Biasanya, selama periode "risk-on", pasar saham akan naik, sebagian besar komoditas – kecuali Emas – juga akan naik nilainya, karena mereka diuntungkan oleh prospek pertumbuhan yang positif. Mata uang negara-negara yang merupakan pengekspor komoditas besar menguat karena meningkatnya permintaan, dan Mata Uang Kripto naik. Di pasar "risk-off", Obligasi naik – terutama Obligasi pemerintah utama – Emas bersinar, dan mata uang safe haven seperti Yen Jepang, Franc Swiss, dan Dolar AS semuanya diuntungkan.
Dolar Australia (AUD), Dolar Kanada (CAD), Dolar Selandia Baru (NZD) dan sejumlah mata uang asing minor seperti Rubel (RUB) dan Rand Afrika Selatan (ZAR), semuanya cenderung naik di pasar yang "berisiko". Hal ini karena ekonomi mata uang ini sangat bergantung pada ekspor komoditas untuk pertumbuhan, dan komoditas cenderung naik harganya selama periode berisiko. Hal ini karena para investor memprakirakan permintaan bahan baku yang lebih besar di masa mendatang karena meningkatnya aktivitas ekonomi.
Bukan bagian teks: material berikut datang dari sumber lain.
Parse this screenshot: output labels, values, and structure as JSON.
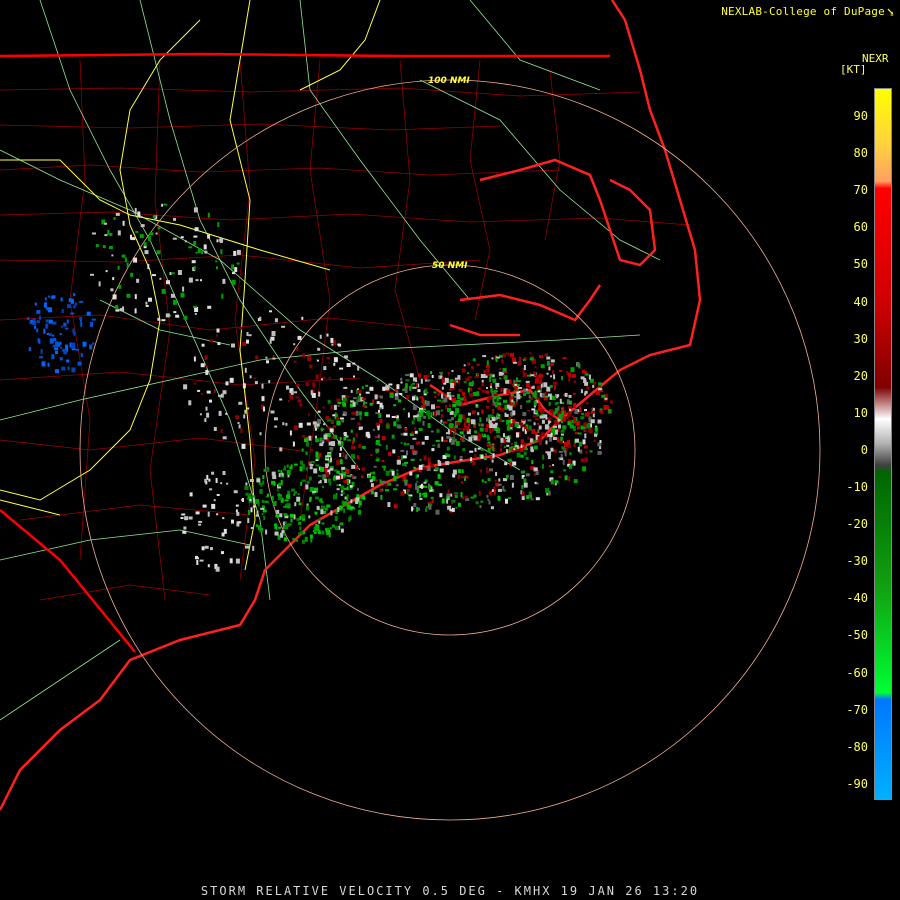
{
  "header": {
    "credit": "NEXLAB-College of DuPage",
    "credit_icon": "cursor-icon"
  },
  "legend": {
    "title": "NEXR",
    "unit": "[KT]",
    "ticks": [
      "90",
      "80",
      "70",
      "60",
      "50",
      "40",
      "30",
      "20",
      "10",
      "0",
      "-10",
      "-20",
      "-30",
      "-40",
      "-50",
      "-60",
      "-70",
      "-80",
      "-90"
    ],
    "colors": {
      "outbound_high": "#ffff00",
      "outbound_mid": "#ff0000",
      "outbound_low": "#800000",
      "near_zero": "#b0b0b0",
      "inbound_low": "#006600",
      "inbound_mid": "#00ff33",
      "inbound_high": "#0077ff"
    }
  },
  "map": {
    "range_rings": [
      "50 NMI",
      "100 NMI"
    ],
    "colors": {
      "state_lines": "#ff0000",
      "county_lines": "#a00000",
      "coastline": "#ff2020",
      "interstates": "#ffff44",
      "highways": "#90e890",
      "range_rings": "#f0b090"
    }
  },
  "footer": {
    "caption": "STORM RELATIVE VELOCITY 0.5 DEG - KMHX 19 JAN 26 13:20"
  }
}
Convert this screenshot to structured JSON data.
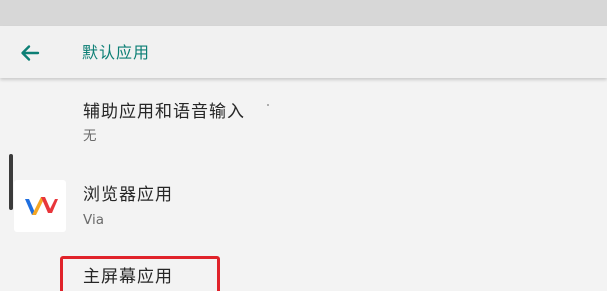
{
  "header": {
    "title": "默认应用",
    "back_icon": "arrow-left-icon",
    "accent_color": "#0c7f75"
  },
  "items": [
    {
      "title": "辅助应用和语音输入",
      "subtitle": "无"
    },
    {
      "title": "浏览器应用",
      "subtitle": "Via",
      "icon": "via-browser-icon"
    },
    {
      "title": "主屏幕应用",
      "subtitle": ""
    }
  ],
  "colors": {
    "highlight_border": "#e0222a",
    "status_bar": "#d7d7d7",
    "background": "#f3f3f3"
  }
}
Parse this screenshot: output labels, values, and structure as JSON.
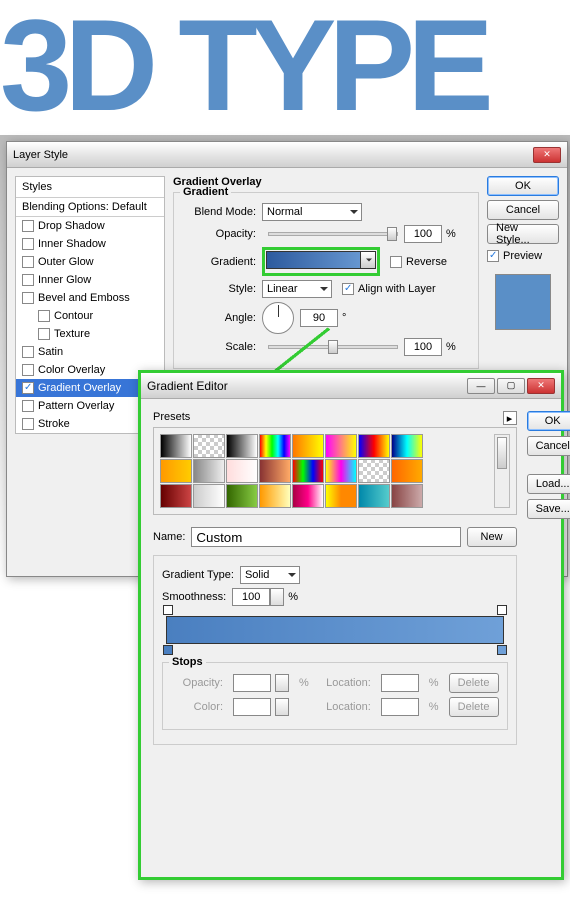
{
  "bg_text": "3D TYPE",
  "layer_style": {
    "title": "Layer Style",
    "styles_header": "Styles",
    "blending_options": "Blending Options: Default",
    "effects": [
      {
        "label": "Drop Shadow",
        "checked": false
      },
      {
        "label": "Inner Shadow",
        "checked": false
      },
      {
        "label": "Outer Glow",
        "checked": false
      },
      {
        "label": "Inner Glow",
        "checked": false
      },
      {
        "label": "Bevel and Emboss",
        "checked": false
      },
      {
        "label": "Contour",
        "checked": false,
        "sub": true
      },
      {
        "label": "Texture",
        "checked": false,
        "sub": true
      },
      {
        "label": "Satin",
        "checked": false
      },
      {
        "label": "Color Overlay",
        "checked": false
      },
      {
        "label": "Gradient Overlay",
        "checked": true,
        "selected": true
      },
      {
        "label": "Pattern Overlay",
        "checked": false
      },
      {
        "label": "Stroke",
        "checked": false
      }
    ],
    "section_title": "Gradient Overlay",
    "gradient_legend": "Gradient",
    "blend_mode_label": "Blend Mode:",
    "blend_mode_value": "Normal",
    "opacity_label": "Opacity:",
    "opacity_value": "100",
    "percent": "%",
    "gradient_label": "Gradient:",
    "reverse_label": "Reverse",
    "style_label": "Style:",
    "style_value": "Linear",
    "align_label": "Align with Layer",
    "angle_label": "Angle:",
    "angle_value": "90",
    "degree": "°",
    "scale_label": "Scale:",
    "scale_value": "100",
    "buttons": {
      "ok": "OK",
      "cancel": "Cancel",
      "new_style": "New Style...",
      "preview": "Preview"
    }
  },
  "gradient_editor": {
    "title": "Gradient Editor",
    "presets_label": "Presets",
    "name_label": "Name:",
    "name_value": "Custom",
    "new_btn": "New",
    "type_label": "Gradient Type:",
    "type_value": "Solid",
    "smoothness_label": "Smoothness:",
    "smoothness_value": "100",
    "percent": "%",
    "stops_legend": "Stops",
    "opacity_label": "Opacity:",
    "location_label": "Location:",
    "color_label": "Color:",
    "delete_label": "Delete",
    "buttons": {
      "ok": "OK",
      "cancel": "Cancel",
      "load": "Load...",
      "save": "Save..."
    },
    "preset_gradients": [
      "linear-gradient(90deg,#000,#fff)",
      "repeating-conic-gradient(#ccc 0 25%,#fff 0 50%) 0/8px 8px",
      "linear-gradient(90deg,#000,#fff)",
      "linear-gradient(90deg,#f00,#ff0,#0f0,#0ff,#00f,#f0f)",
      "linear-gradient(90deg,#f70,#ff0)",
      "linear-gradient(90deg,#f0f,#ff0)",
      "linear-gradient(90deg,#00f,#f00,#ff0)",
      "linear-gradient(90deg,#008,#0ff,#ff0)",
      "linear-gradient(90deg,#f90,#fc0)",
      "linear-gradient(90deg,#888,#eee)",
      "linear-gradient(90deg,#fdd,#fff)",
      "linear-gradient(90deg,#833,#fa6)",
      "linear-gradient(90deg,#f00,#0f0,#00f,#f00)",
      "linear-gradient(90deg,#ff0,#f0e,#0ff)",
      "repeating-conic-gradient(#ccc 0 25%,#fff 0 50%) 0/8px 8px",
      "linear-gradient(90deg,#f60,#fa0)",
      "linear-gradient(90deg,#600,#c44)",
      "linear-gradient(90deg,#ccc,#fff)",
      "linear-gradient(90deg,#360,#8c4)",
      "linear-gradient(90deg,#f90,#ffb)",
      "linear-gradient(90deg,#a04,#f08,#fff)",
      "linear-gradient(90deg,#ff0,#f80,#f80)",
      "linear-gradient(90deg,#08a,#5cc)",
      "linear-gradient(90deg,#844,#caa)"
    ]
  }
}
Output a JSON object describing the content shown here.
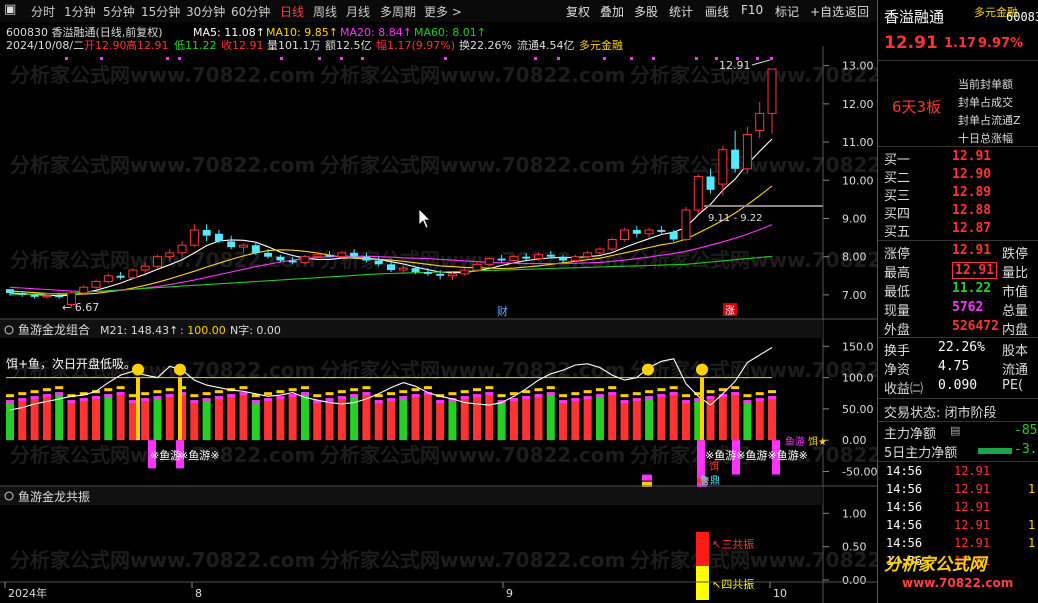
{
  "toolbar": {
    "periods": [
      {
        "label": "分时"
      },
      {
        "label": "1分钟"
      },
      {
        "label": "5分钟"
      },
      {
        "label": "15分钟"
      },
      {
        "label": "30分钟"
      },
      {
        "label": "60分钟"
      },
      {
        "label": "日线"
      },
      {
        "label": "周线"
      },
      {
        "label": "月线"
      },
      {
        "label": "多周期"
      },
      {
        "label": "更多 >"
      }
    ],
    "active_period": "日线",
    "tools": [
      {
        "label": "复权"
      },
      {
        "label": "叠加"
      },
      {
        "label": "多股"
      },
      {
        "label": "统计"
      },
      {
        "label": "画线"
      },
      {
        "label": "F10"
      },
      {
        "label": "标记"
      },
      {
        "label": "+自选"
      },
      {
        "label": "返回"
      }
    ]
  },
  "header": {
    "title": "600830 香溢融通(日线,前复权)",
    "ma_legend": [
      {
        "label": "MA5: 11.08↑",
        "color": "#ffffff"
      },
      {
        "label": "MA10: 9.85↑",
        "color": "#ffd700"
      },
      {
        "label": "MA20: 8.84↑",
        "color": "#ff33ff"
      },
      {
        "label": "MA60: 8.01↑",
        "color": "#22cc22"
      }
    ],
    "ohlc": {
      "date": "2024/10/08/二",
      "open": "开12.90",
      "high": "高12.91",
      "low": "低11.22",
      "close": "收12.91",
      "volume": "量101.1万",
      "amount": "额12.5亿",
      "pct": "幅1.17(9.97%)",
      "turnover": "换22.26%",
      "float": "流通4.54亿",
      "concept": "多元金融"
    }
  },
  "price_axis": [
    "13.00",
    "12.00",
    "11.00",
    "10.00",
    "9.00",
    "8.00",
    "7.00"
  ],
  "price_annotations": {
    "high": "12.91",
    "low": "6.67",
    "range": "9.11 - 9.22"
  },
  "event_markers": [
    "财",
    "涨"
  ],
  "watermark": "分析家公式网www.70822.com",
  "indicator1": {
    "title": "鱼游金龙组合",
    "m21": "M21: 148.43↑",
    "level": ": 100.00",
    "n_label": "N字: 0.00",
    "note": "饵+鱼，次日开盘低吸。",
    "axis": [
      "150.0",
      "100.0",
      "50.00",
      "0.00",
      "-50.00"
    ],
    "labels": [
      "※鱼游",
      "※鱼游※",
      "※鱼游※鱼游※鱼游※",
      "饵",
      "鲁鼎",
      "鱼游",
      "饵★"
    ]
  },
  "indicator2": {
    "title": "鱼游金龙共振",
    "axis": [
      "1.00",
      "0.50",
      "0.00"
    ],
    "labels": [
      "三共振",
      "四共振"
    ]
  },
  "xaxis": [
    "2024年",
    "8",
    "9",
    "10"
  ],
  "side": {
    "name": "香溢融通",
    "code": "60083",
    "concept": "多元金融",
    "price": "12.91",
    "change": "1.17",
    "pct": "9.97%",
    "board": "6天3板",
    "seal_labels": [
      "当前封单额",
      "封单占成交",
      "封单占流通Z",
      "十日总涨幅"
    ],
    "bids": [
      {
        "label": "买一",
        "price": "12.91"
      },
      {
        "label": "买二",
        "price": "12.90"
      },
      {
        "label": "买三",
        "price": "12.89"
      },
      {
        "label": "买四",
        "price": "12.88"
      },
      {
        "label": "买五",
        "price": "12.87"
      }
    ],
    "stats_left": [
      {
        "label": "涨停",
        "value": "12.91",
        "color": "red"
      },
      {
        "label": "最高",
        "value": "12.91",
        "color": "red"
      },
      {
        "label": "最低",
        "value": "11.22",
        "color": "grn"
      },
      {
        "label": "现量",
        "value": "5762",
        "color": "mag"
      },
      {
        "label": "外盘",
        "value": "526472",
        "color": "red"
      }
    ],
    "stats_right": [
      "跌停",
      "量比",
      "市值",
      "总量",
      "内盘"
    ],
    "stats2": [
      {
        "label": "换手",
        "value": "22.26%",
        "right": "股本"
      },
      {
        "label": "净资",
        "value": "4.75",
        "right": "流通"
      },
      {
        "label": "收益㈡",
        "value": "0.090",
        "right": "PE("
      }
    ],
    "status": "交易状态: 闭市阶段",
    "flow": [
      {
        "label": "主力净额",
        "value": "-85"
      },
      {
        "label": "5日主力净额",
        "value": "-3."
      }
    ],
    "ticks": [
      {
        "time": "14:56",
        "price": "12.91",
        "vol": ""
      },
      {
        "time": "14:56",
        "price": "12.91",
        "vol": "1"
      },
      {
        "time": "14:56",
        "price": "12.91",
        "vol": ""
      },
      {
        "time": "14:56",
        "price": "12.91",
        "vol": "1"
      },
      {
        "time": "14:56",
        "price": "12.91",
        "vol": "1"
      },
      {
        "time": "14:56",
        "price": "12.91",
        "vol": ""
      }
    ]
  },
  "logo": {
    "text": "分析家公式网",
    "url": "www.70822.com"
  },
  "chart_data": {
    "type": "candlestick",
    "title": "600830 香溢融通(日线,前复权)",
    "ylim": [
      6.5,
      13.2
    ],
    "y_ticks": [
      7,
      8,
      9,
      10,
      11,
      12,
      13
    ],
    "x_labels": [
      "2024年",
      "8",
      "9",
      "10"
    ],
    "candles": [
      [
        7.15,
        7.15,
        6.98,
        7.05
      ],
      [
        7.05,
        7.1,
        6.95,
        7.0
      ],
      [
        7.0,
        7.02,
        6.9,
        6.95
      ],
      [
        6.95,
        7.05,
        6.9,
        6.98
      ],
      [
        6.98,
        7.05,
        6.9,
        6.94
      ],
      [
        6.75,
        7.1,
        6.67,
        7.05
      ],
      [
        7.05,
        7.25,
        7.0,
        7.2
      ],
      [
        7.2,
        7.4,
        7.15,
        7.35
      ],
      [
        7.35,
        7.55,
        7.3,
        7.5
      ],
      [
        7.5,
        7.6,
        7.4,
        7.45
      ],
      [
        7.45,
        7.7,
        7.4,
        7.65
      ],
      [
        7.65,
        7.85,
        7.55,
        7.75
      ],
      [
        7.75,
        8.05,
        7.7,
        8.0
      ],
      [
        8.0,
        8.2,
        7.9,
        8.1
      ],
      [
        8.1,
        8.4,
        8.0,
        8.3
      ],
      [
        8.3,
        8.85,
        8.25,
        8.7
      ],
      [
        8.7,
        8.85,
        8.4,
        8.55
      ],
      [
        8.6,
        8.7,
        8.35,
        8.4
      ],
      [
        8.4,
        8.55,
        8.2,
        8.25
      ],
      [
        8.25,
        8.35,
        8.1,
        8.3
      ],
      [
        8.3,
        8.4,
        8.05,
        8.1
      ],
      [
        8.1,
        8.2,
        7.95,
        8.0
      ],
      [
        8.0,
        8.05,
        7.85,
        7.9
      ],
      [
        7.9,
        8.0,
        7.8,
        7.85
      ],
      [
        7.85,
        8.05,
        7.8,
        8.0
      ],
      [
        8.0,
        8.1,
        7.95,
        8.05
      ],
      [
        8.05,
        8.15,
        7.98,
        8.0
      ],
      [
        8.0,
        8.15,
        7.95,
        8.1
      ],
      [
        8.1,
        8.2,
        7.95,
        8.0
      ],
      [
        8.0,
        8.1,
        7.85,
        7.9
      ],
      [
        7.9,
        8.0,
        7.75,
        7.8
      ],
      [
        7.8,
        7.95,
        7.6,
        7.65
      ],
      [
        7.65,
        7.8,
        7.55,
        7.7
      ],
      [
        7.7,
        7.75,
        7.55,
        7.6
      ],
      [
        7.6,
        7.7,
        7.5,
        7.55
      ],
      [
        7.55,
        7.65,
        7.4,
        7.5
      ],
      [
        7.5,
        7.6,
        7.4,
        7.55
      ],
      [
        7.55,
        7.7,
        7.5,
        7.65
      ],
      [
        7.65,
        7.85,
        7.6,
        7.8
      ],
      [
        7.8,
        8.0,
        7.75,
        7.95
      ],
      [
        7.95,
        8.05,
        7.85,
        7.9
      ],
      [
        7.9,
        8.05,
        7.85,
        8.0
      ],
      [
        8.0,
        8.1,
        7.9,
        7.95
      ],
      [
        7.95,
        8.1,
        7.9,
        8.05
      ],
      [
        8.05,
        8.15,
        7.95,
        8.0
      ],
      [
        8.0,
        8.05,
        7.85,
        7.9
      ],
      [
        7.9,
        8.05,
        7.85,
        8.0
      ],
      [
        8.0,
        8.15,
        7.95,
        8.1
      ],
      [
        8.1,
        8.25,
        8.05,
        8.2
      ],
      [
        8.2,
        8.5,
        8.15,
        8.45
      ],
      [
        8.45,
        8.75,
        8.4,
        8.7
      ],
      [
        8.7,
        8.8,
        8.5,
        8.6
      ],
      [
        8.6,
        8.75,
        8.5,
        8.7
      ],
      [
        8.7,
        8.8,
        8.6,
        8.65
      ],
      [
        8.65,
        8.7,
        8.4,
        8.45
      ],
      [
        8.45,
        9.3,
        8.4,
        9.22
      ],
      [
        9.22,
        10.15,
        9.11,
        10.1
      ],
      [
        10.1,
        10.3,
        9.65,
        9.75
      ],
      [
        9.9,
        10.9,
        9.6,
        10.8
      ],
      [
        10.8,
        11.3,
        10.2,
        10.3
      ],
      [
        10.3,
        11.4,
        10.2,
        11.2
      ],
      [
        11.3,
        12.05,
        11.1,
        11.75
      ],
      [
        11.75,
        12.1,
        11.22,
        12.91
      ]
    ],
    "ma": [
      {
        "name": "MA5",
        "color": "#ffffff",
        "values": [
          7.05,
          7.03,
          7.01,
          6.99,
          6.98,
          6.99,
          7.05,
          7.12,
          7.21,
          7.31,
          7.43,
          7.54,
          7.67,
          7.79,
          7.92,
          8.1,
          8.29,
          8.41,
          8.44,
          8.43,
          8.38,
          8.26,
          8.12,
          8.03,
          7.96,
          7.93,
          7.93,
          7.96,
          7.97,
          7.96,
          7.93,
          7.87,
          7.81,
          7.73,
          7.66,
          7.6,
          7.58,
          7.59,
          7.63,
          7.69,
          7.77,
          7.84,
          7.9,
          7.94,
          7.97,
          7.98,
          7.98,
          8.0,
          8.03,
          8.11,
          8.24,
          8.36,
          8.47,
          8.58,
          8.64,
          8.77,
          9.1,
          9.37,
          9.74,
          10.03,
          10.42,
          10.76,
          11.08
        ]
      },
      {
        "name": "MA10",
        "color": "#ffd700",
        "values": [
          7.1,
          7.08,
          7.06,
          7.04,
          7.02,
          7.01,
          7.02,
          7.04,
          7.08,
          7.12,
          7.18,
          7.25,
          7.33,
          7.42,
          7.52,
          7.62,
          7.73,
          7.83,
          7.93,
          8.02,
          8.1,
          8.16,
          8.18,
          8.17,
          8.14,
          8.1,
          8.04,
          7.98,
          7.96,
          7.94,
          7.93,
          7.91,
          7.88,
          7.84,
          7.8,
          7.76,
          7.74,
          7.72,
          7.71,
          7.7,
          7.69,
          7.7,
          7.73,
          7.76,
          7.8,
          7.84,
          7.88,
          7.92,
          7.96,
          8.03,
          8.1,
          8.17,
          8.24,
          8.31,
          8.36,
          8.46,
          8.62,
          8.78,
          8.95,
          9.14,
          9.36,
          9.6,
          9.85
        ]
      },
      {
        "name": "MA20",
        "color": "#ff33ff",
        "values": [
          7.2,
          7.18,
          7.16,
          7.14,
          7.12,
          7.1,
          7.09,
          7.09,
          7.1,
          7.12,
          7.15,
          7.18,
          7.22,
          7.27,
          7.33,
          7.39,
          7.46,
          7.53,
          7.6,
          7.67,
          7.74,
          7.8,
          7.86,
          7.91,
          7.95,
          7.98,
          8.0,
          8.01,
          8.01,
          8.01,
          8.0,
          7.99,
          7.97,
          7.96,
          7.95,
          7.93,
          7.91,
          7.89,
          7.87,
          7.85,
          7.84,
          7.83,
          7.82,
          7.82,
          7.82,
          7.82,
          7.83,
          7.84,
          7.85,
          7.88,
          7.91,
          7.95,
          7.99,
          8.04,
          8.08,
          8.14,
          8.22,
          8.3,
          8.39,
          8.48,
          8.59,
          8.71,
          8.84
        ]
      },
      {
        "name": "MA60",
        "color": "#22cc22",
        "values": [
          7.0,
          7.01,
          7.02,
          7.03,
          7.04,
          7.05,
          7.07,
          7.09,
          7.11,
          7.13,
          7.15,
          7.17,
          7.19,
          7.21,
          7.23,
          7.25,
          7.27,
          7.29,
          7.31,
          7.33,
          7.35,
          7.37,
          7.39,
          7.41,
          7.43,
          7.45,
          7.47,
          7.49,
          7.51,
          7.53,
          7.55,
          7.56,
          7.57,
          7.58,
          7.59,
          7.6,
          7.61,
          7.62,
          7.63,
          7.64,
          7.65,
          7.66,
          7.67,
          7.68,
          7.69,
          7.7,
          7.71,
          7.72,
          7.73,
          7.74,
          7.75,
          7.76,
          7.77,
          7.78,
          7.79,
          7.8,
          7.83,
          7.86,
          7.89,
          7.92,
          7.95,
          7.98,
          8.01
        ]
      }
    ],
    "indicator_line": [
      48,
      52,
      58,
      62,
      66,
      70,
      72,
      78,
      92,
      104,
      110,
      104,
      100,
      118,
      112,
      96,
      88,
      84,
      80,
      78,
      74,
      70,
      72,
      76,
      68,
      64,
      60,
      58,
      60,
      66,
      74,
      84,
      92,
      86,
      76,
      70,
      66,
      60,
      58,
      56,
      60,
      70,
      82,
      96,
      106,
      112,
      120,
      122,
      116,
      104,
      96,
      100,
      116,
      126,
      130,
      90,
      70,
      56,
      74,
      94,
      124,
      136,
      148
    ]
  }
}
Sejumlah mata uang utama yang cenderung naik selama periode "risk-off" adalah Dolar AS (USD), Yen Jepang (JPY) dan Franc Swiss (CHF). Dolar AS, karena merupakan mata uang cadangan dunia, dan karena pada masa krisis para investor membeli utang pemerintah AS, yang dianggap aman karena ekonomi terbesar di dunia tersebut tidak mungkin gagal bayar. Yen, karena meningkatnya permintaan obligasi pemerintah Jepang, karena sebagian besar dipegang oleh para investor domestik yang tidak mungkin menjualnya – bahkan saat dalam krisis. Franc Swiss, karena undang-undang perbankan Swiss yang ketat menawarkan perlindungan modal yang lebih baik bagi para investor.